What makes these claiming series worthy of attention is that they have great appeal to many different racing interests. Everyone across the spectrum, including owners, trainers, drivers, bettors and the host track itself stands to benefit through the production of the series.
It makes me wonder why there aren’t more claiming series elsewhere. In addition to Pocono, tracks in Ohio such as Northfield Park and Miami Valley have recently conducted similar progressive level claiming series, but the events seem sparse elsewhere. Which is hard to figure when you consider the amount of claiming activity that these series spur, and in turn have the benefit of producing excess tax revenues with each claim. Claiming series like the “Fight The Foe” from the early 2000s at the Meadowlands ceased long ago.
But back to Pocono. This weekend and the ones that follow is going to produce a good racing product, or at least a better product than there would be if not for the claiming series. The way the series works is that there are three preliminary legs and then a final. Through each preliminary leg, the claiming price increases. So, for the $25,000 event, as an example, horses start in the first leg for a tag of $25,000, then $27,500 and then $30,000. Horses earn points along the way to qualify for the final, which goes for $50,000 and where horses cannot be claimed at that point.
The structure of the series puts an emphasis on strategy. In last year’s $25,000 claiming event, a horse named Trente Deo won his first leg. He raced again in the second leg but was claimed out of that for the second leg premium of an additional $2,500. Then, knowing he had enough points to qualify for the final, the connections sat him out of the final preliminary leg before racing in the final, and winning it. In those couple of weeks, the connections earned back a large percentage of what the claim cost.
Claiming action is frantic during these series, and so nearly every horse is out to win every week because not only are they trying to earn points for the series final, but also because there is a good probability that the horse will be claimed away from them and this is the current connections last chance to earn money with the horse. In most races you can take a week easy here or there and come back next week, but there’s much more of an emphasis on the here and now in these series. Because of that, drivers are far more aggressive, and the races become more viewable and more importantly, bet-able.
In addition to a series final that has a purse equal to double the claiming price ($15,000 claimers race in a series final for $30,000), every preliminary leg has a purse equal to the base claiming price at the start of the series. It’s rare that $15,000 claimers can race for a purse of $15,000 in three straight weeks. It goes similar for a $7,500 claimer that if it were to sweep the series, it would earn close to $20,000 in purse winnings in less than a month. Now, if a horse were that good to potentially sweep than it’s almost certain he would get claimed at some point, but that all plays in to the series strategy and puts the added emphasis on a higher than usual level of competition in a rent-a-horse-for-a-week type of scenario. This is particularly true on Saturday in the $25,000 event in which seven divisions have been carded, as opposed to four divisions for the $15,000 variety. With seven divisions, it puts pressure on the horses to deliver a first or second in order to determine the claim or protect strategy in the remaining legs.
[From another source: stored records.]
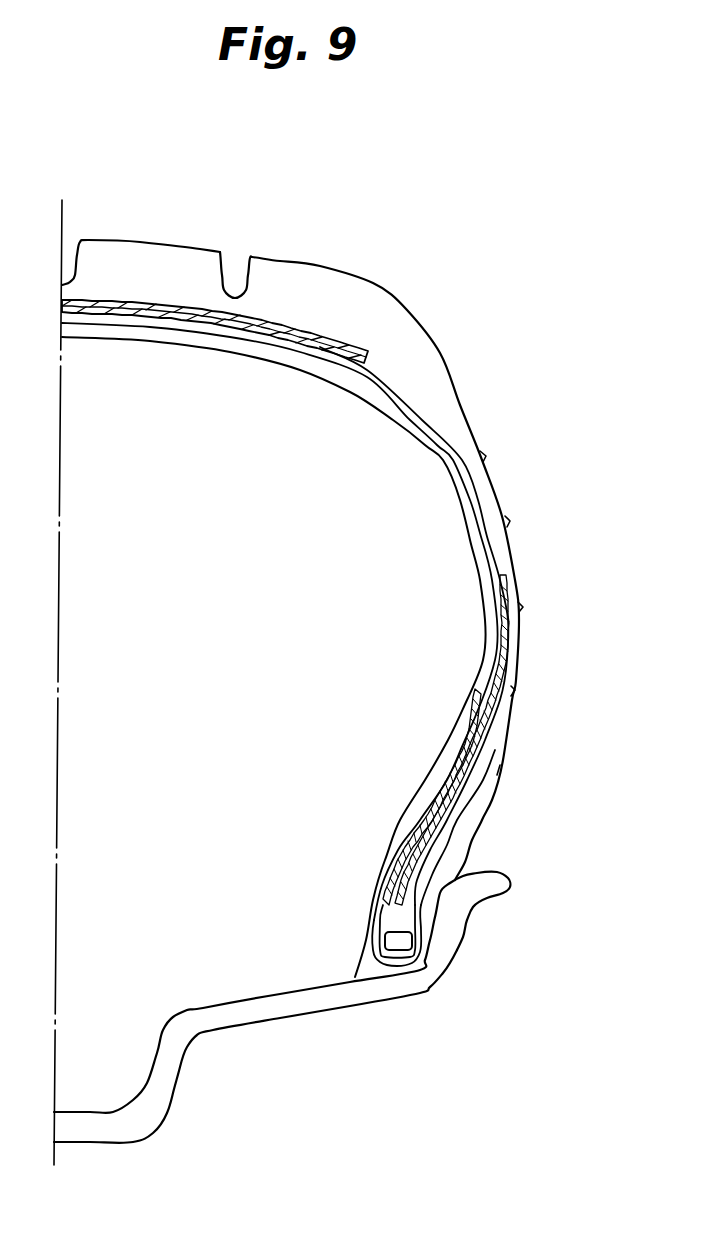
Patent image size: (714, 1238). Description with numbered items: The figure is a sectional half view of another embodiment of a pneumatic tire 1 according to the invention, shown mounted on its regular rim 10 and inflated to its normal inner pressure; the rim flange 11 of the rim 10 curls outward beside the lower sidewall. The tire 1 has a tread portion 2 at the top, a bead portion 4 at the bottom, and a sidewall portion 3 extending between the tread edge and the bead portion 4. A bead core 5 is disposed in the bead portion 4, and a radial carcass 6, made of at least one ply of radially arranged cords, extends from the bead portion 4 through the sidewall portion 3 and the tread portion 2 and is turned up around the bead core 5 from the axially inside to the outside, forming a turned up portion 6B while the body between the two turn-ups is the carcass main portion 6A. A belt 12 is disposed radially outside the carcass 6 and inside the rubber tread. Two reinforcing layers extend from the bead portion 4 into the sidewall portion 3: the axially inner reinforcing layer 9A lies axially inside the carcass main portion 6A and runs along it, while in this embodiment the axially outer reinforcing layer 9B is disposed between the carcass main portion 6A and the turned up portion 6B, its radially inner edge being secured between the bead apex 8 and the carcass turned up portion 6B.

The tire 1 is at (457, 297).
The tread portion 2 is at (191, 244).
The sidewall portion 3 is at (540, 607).
The bead portion 4 is at (374, 869).
The bead core 5 is at (397, 952).
The radial carcass 6 is at (416, 398).
The carcass main portion 6A is at (455, 788).
The carcass turned up portion 6B is at (481, 822).
The bead apex 8 is at (400, 925).
The axially inner reinforcing layer 9A is at (471, 722).
The axially outer reinforcing layer 9B is at (490, 690).
The regular rim 10 is at (298, 1013).
The rim flange 11 is at (468, 920).
The belt 12 is at (304, 325).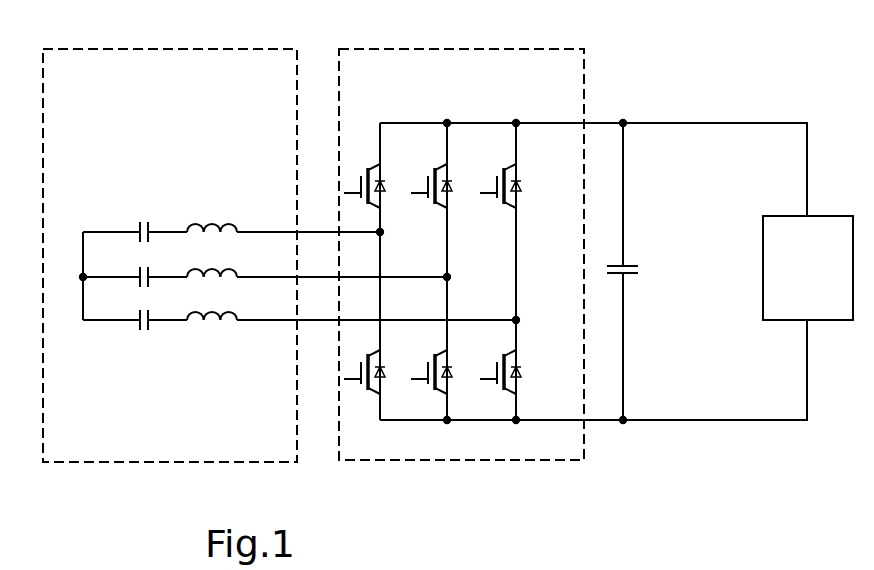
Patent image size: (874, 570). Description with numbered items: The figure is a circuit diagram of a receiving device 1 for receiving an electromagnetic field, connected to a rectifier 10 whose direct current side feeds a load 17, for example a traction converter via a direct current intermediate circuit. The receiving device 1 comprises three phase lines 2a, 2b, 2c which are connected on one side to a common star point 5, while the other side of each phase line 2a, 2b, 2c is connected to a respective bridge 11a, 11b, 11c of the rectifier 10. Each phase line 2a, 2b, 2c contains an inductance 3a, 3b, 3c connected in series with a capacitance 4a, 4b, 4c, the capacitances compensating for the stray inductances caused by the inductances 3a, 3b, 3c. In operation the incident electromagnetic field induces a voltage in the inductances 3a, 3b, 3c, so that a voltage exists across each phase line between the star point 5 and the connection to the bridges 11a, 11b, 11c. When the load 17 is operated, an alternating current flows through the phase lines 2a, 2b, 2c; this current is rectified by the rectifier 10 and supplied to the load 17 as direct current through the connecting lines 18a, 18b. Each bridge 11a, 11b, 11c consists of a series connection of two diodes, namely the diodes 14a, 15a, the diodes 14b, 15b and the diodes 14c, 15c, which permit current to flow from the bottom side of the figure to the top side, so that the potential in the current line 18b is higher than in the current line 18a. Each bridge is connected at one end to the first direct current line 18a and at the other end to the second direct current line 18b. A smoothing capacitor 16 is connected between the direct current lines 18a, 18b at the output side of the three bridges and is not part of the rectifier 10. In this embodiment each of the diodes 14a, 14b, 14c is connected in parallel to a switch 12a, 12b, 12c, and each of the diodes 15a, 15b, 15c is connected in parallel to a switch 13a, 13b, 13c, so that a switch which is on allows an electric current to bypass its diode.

The receiving device 1 is at (162, 48).
The rectifier 10 is at (437, 48).
The phase line 2a is at (83, 230).
The phase line 2b is at (161, 276).
The phase line 2c is at (82, 321).
The inductance 3a is at (222, 212).
The inductance 3b is at (217, 257).
The inductance 3c is at (225, 303).
The capacitance 4a is at (138, 228).
The capacitance 4b is at (140, 274).
The capacitance 4c is at (137, 327).
The star point 5 is at (83, 277).
The bridge 11a is at (382, 261).
The bridge 11b is at (462, 240).
The bridge 11c is at (530, 233).
The switch 12a is at (360, 180).
The switch 12b is at (428, 178).
The switch 12c is at (497, 178).
The switch 13a is at (362, 364).
The switch 13b is at (429, 366).
The switch 13c is at (497, 366).
The diode 14a is at (384, 188).
The diode 14b is at (452, 188).
The diode 14c is at (521, 185).
The diode 15a is at (386, 376).
The diode 15b is at (452, 376).
The diode 15c is at (522, 374).
The smoothing capacitor 16 is at (628, 278).
The load 17 is at (763, 266).
The direct current line 18a is at (663, 121).
The direct current line 18b is at (678, 421).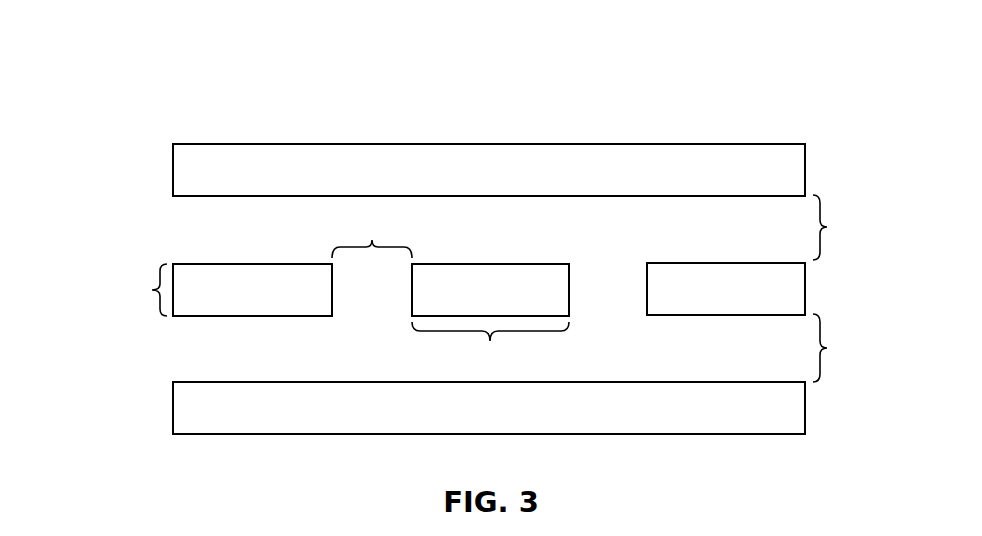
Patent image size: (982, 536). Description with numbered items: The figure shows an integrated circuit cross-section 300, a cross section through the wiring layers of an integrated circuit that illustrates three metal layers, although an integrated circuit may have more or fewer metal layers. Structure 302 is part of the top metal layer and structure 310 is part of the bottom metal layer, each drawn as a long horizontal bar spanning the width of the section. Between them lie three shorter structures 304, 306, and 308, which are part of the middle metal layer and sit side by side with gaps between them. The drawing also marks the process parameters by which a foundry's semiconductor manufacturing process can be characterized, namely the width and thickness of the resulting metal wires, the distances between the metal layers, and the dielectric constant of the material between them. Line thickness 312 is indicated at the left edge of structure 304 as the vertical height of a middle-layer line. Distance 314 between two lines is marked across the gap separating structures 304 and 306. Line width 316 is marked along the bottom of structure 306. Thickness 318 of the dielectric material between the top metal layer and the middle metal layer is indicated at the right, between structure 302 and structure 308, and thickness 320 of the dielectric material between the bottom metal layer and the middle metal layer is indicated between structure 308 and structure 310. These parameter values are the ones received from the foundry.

The integrated circuit cross-section 300 is at (245, 38).
The structure 302 is at (489, 170).
The structure 304 is at (252, 290).
The structure 306 is at (490, 290).
The structure 308 is at (726, 289).
The structure 310 is at (489, 408).
The line thickness 312 is at (136, 290).
The distance between two lines 314 is at (372, 238).
The line width 316 is at (490, 343).
The thickness of the dielectric material 318 is at (843, 227).
The thickness of the dielectric material 320 is at (843, 348).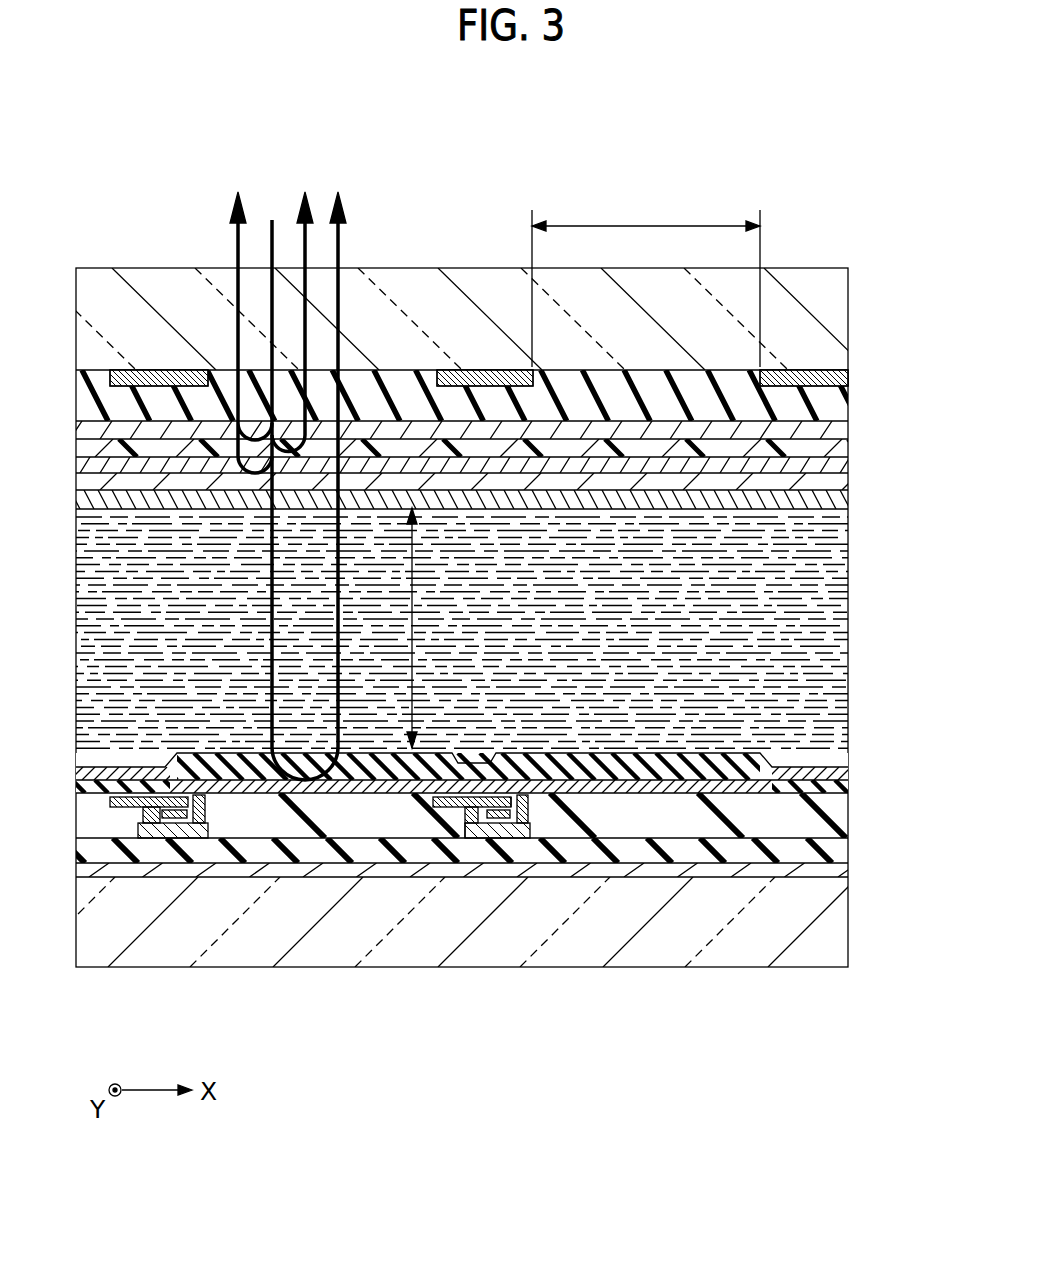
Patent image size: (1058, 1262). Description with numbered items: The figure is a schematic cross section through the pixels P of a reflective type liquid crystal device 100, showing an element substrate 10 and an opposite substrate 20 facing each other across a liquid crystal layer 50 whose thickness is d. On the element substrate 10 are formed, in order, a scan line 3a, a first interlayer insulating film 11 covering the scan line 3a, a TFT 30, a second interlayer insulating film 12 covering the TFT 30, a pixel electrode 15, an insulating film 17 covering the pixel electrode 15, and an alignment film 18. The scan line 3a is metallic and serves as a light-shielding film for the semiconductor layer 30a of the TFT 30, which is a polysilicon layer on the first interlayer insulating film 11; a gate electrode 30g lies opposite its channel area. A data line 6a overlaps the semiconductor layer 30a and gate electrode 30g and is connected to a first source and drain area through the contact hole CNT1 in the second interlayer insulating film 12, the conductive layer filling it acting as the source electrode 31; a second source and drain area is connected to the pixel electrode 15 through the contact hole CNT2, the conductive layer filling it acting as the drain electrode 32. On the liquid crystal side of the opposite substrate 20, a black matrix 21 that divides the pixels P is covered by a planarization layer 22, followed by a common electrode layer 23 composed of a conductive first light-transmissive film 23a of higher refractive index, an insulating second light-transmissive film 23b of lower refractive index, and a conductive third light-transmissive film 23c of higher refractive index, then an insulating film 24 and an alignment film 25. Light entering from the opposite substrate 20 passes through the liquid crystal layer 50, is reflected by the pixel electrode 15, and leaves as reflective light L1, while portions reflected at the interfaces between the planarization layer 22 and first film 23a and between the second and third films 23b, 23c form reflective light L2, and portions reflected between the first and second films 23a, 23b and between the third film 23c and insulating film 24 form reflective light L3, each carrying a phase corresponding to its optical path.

The liquid crystal device 100 is at (832, 162).
The element substrate 10 is at (835, 918).
The scan line 3a is at (835, 870).
The first interlayer insulating film 11 is at (840, 850).
The second interlayer insulating film 12 is at (840, 826).
The pixel electrode 15 is at (350, 795).
The insulating film 17 is at (840, 787).
The alignment film 18 is at (840, 766).
The opposite substrate 20 is at (838, 322).
The black matrix 21 is at (162, 372).
The planarization layer 22 is at (835, 402).
The common electrode layer 23 is at (513, 440).
The first light-transmissive film 23a is at (838, 428).
The second light-transmissive film 23b is at (838, 452).
The third light-transmissive film 23c is at (838, 462).
The insulating film 24 is at (835, 480).
The alignment film 25 is at (835, 500).
The liquid crystal layer 50 is at (840, 628).
The TFT 30 is at (385, 943).
The semiconductor layer 30a is at (205, 838).
The gate electrode 30g is at (478, 826).
The source electrode 31 is at (480, 840).
The drain electrode 32 is at (527, 812).
The data line 6a is at (432, 801).
The contact hole CNT1 is at (465, 826).
The contact hole CNT2 is at (530, 800).
The reflective light L1 is at (342, 208).
The reflective light L2 is at (310, 208).
The reflective light L3 is at (232, 208).
The pixel P is at (646, 281).
The thickness of the liquid crystal layer d is at (421, 628).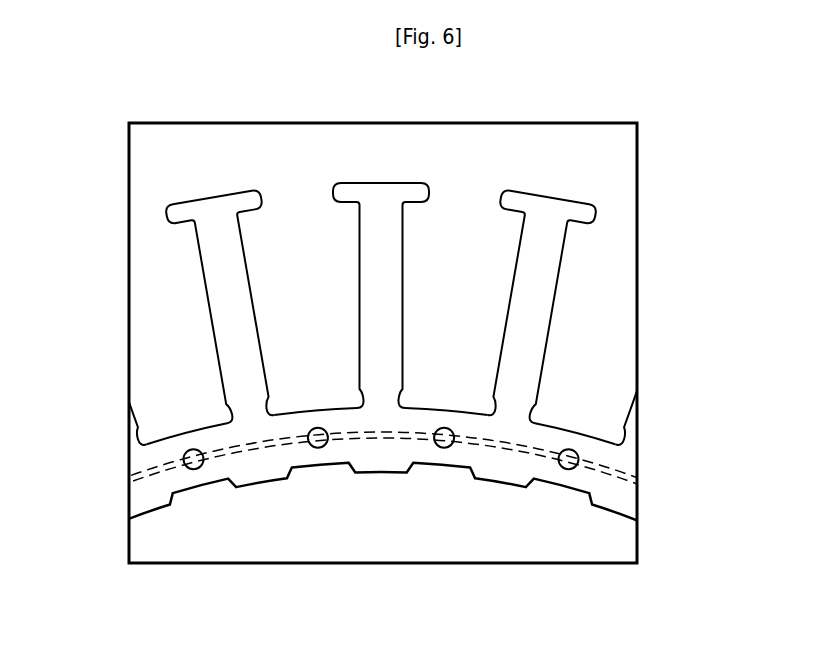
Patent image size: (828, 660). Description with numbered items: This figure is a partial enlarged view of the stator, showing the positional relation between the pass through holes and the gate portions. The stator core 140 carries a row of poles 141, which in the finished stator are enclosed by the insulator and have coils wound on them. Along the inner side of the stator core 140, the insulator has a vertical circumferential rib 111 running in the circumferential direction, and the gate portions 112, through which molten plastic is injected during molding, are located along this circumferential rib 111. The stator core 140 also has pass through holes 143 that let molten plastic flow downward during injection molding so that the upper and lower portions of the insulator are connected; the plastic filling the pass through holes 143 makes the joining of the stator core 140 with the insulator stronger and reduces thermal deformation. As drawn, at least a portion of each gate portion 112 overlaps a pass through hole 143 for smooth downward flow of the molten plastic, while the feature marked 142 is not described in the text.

The stator core 140 is at (380, 325).
The pole 141 is at (392, 290).
The circumferential rib 111 is at (366, 438).
The gate portion 112 is at (458, 436).
The protrusion 142 is at (207, 477).
The pass through hole 143 is at (441, 448).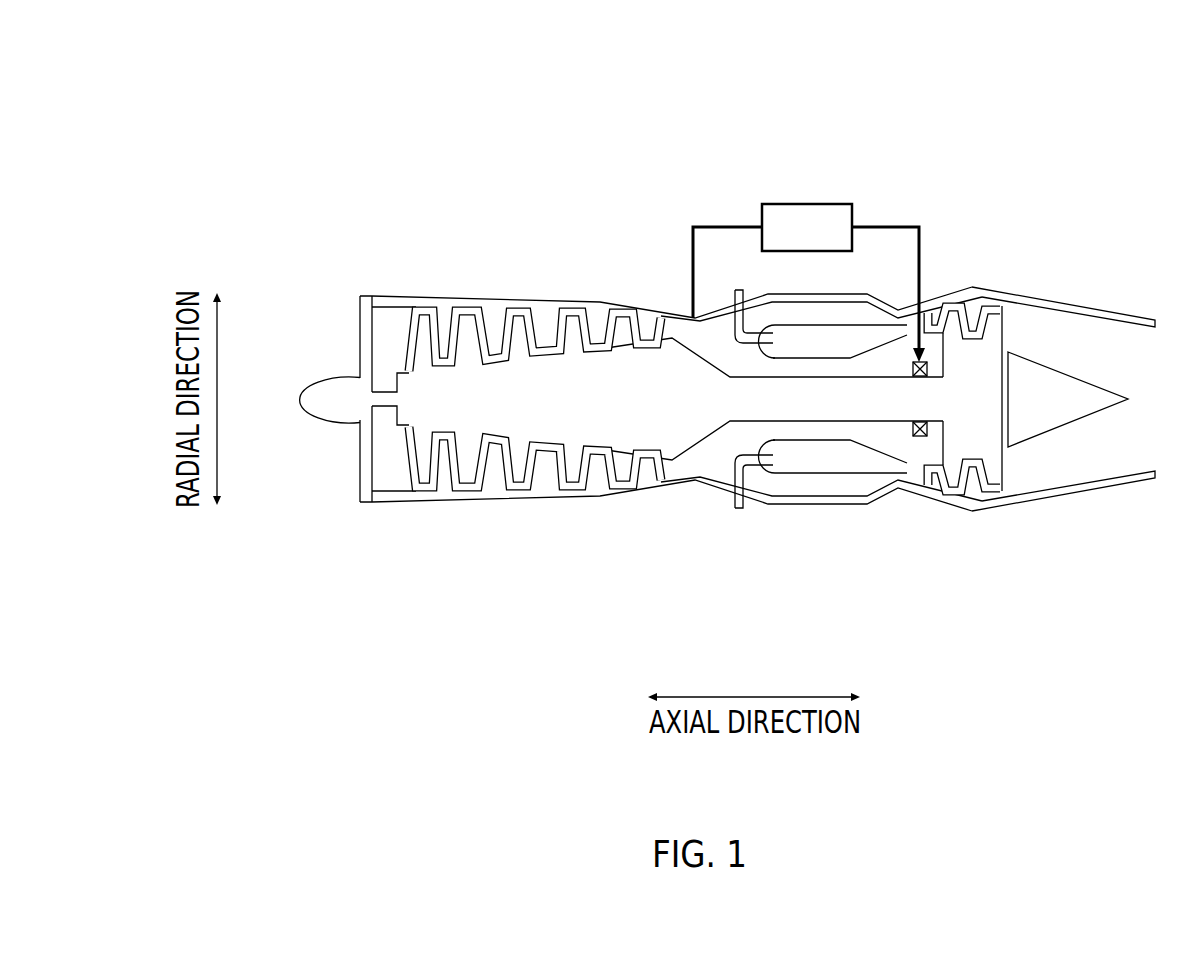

Pocono director of racing, Rick Kane, describes the creation of the series last year as a way to fill a void. “Last year, we opened up very early compared to when we normally open up. Usually we open the third or fourth week of March and now it’s early February. So, we needed something to boost our numbers for the entries and it seemed like a logical fit to use a claiming series,” Kane said.
The success of the series from last year was unmistakable. For instance, in just the first four days of the meet in February of 2020, there were 47 claims totaling over $800,000. And it’s reflective of the setup for this year’s series that start Saturday.
“The nominations and entries are way up from last year,” said Kane. “It was a bit of surprise really, but obviously (the owners and horsepeople) liked what they say last year so a lot more people have jumped into it this year.
“This is a very active claiming track as it is. One year in fact we had over 900 claims. So, compared to a lot of other tracks, there is a lot of claiming activity here.”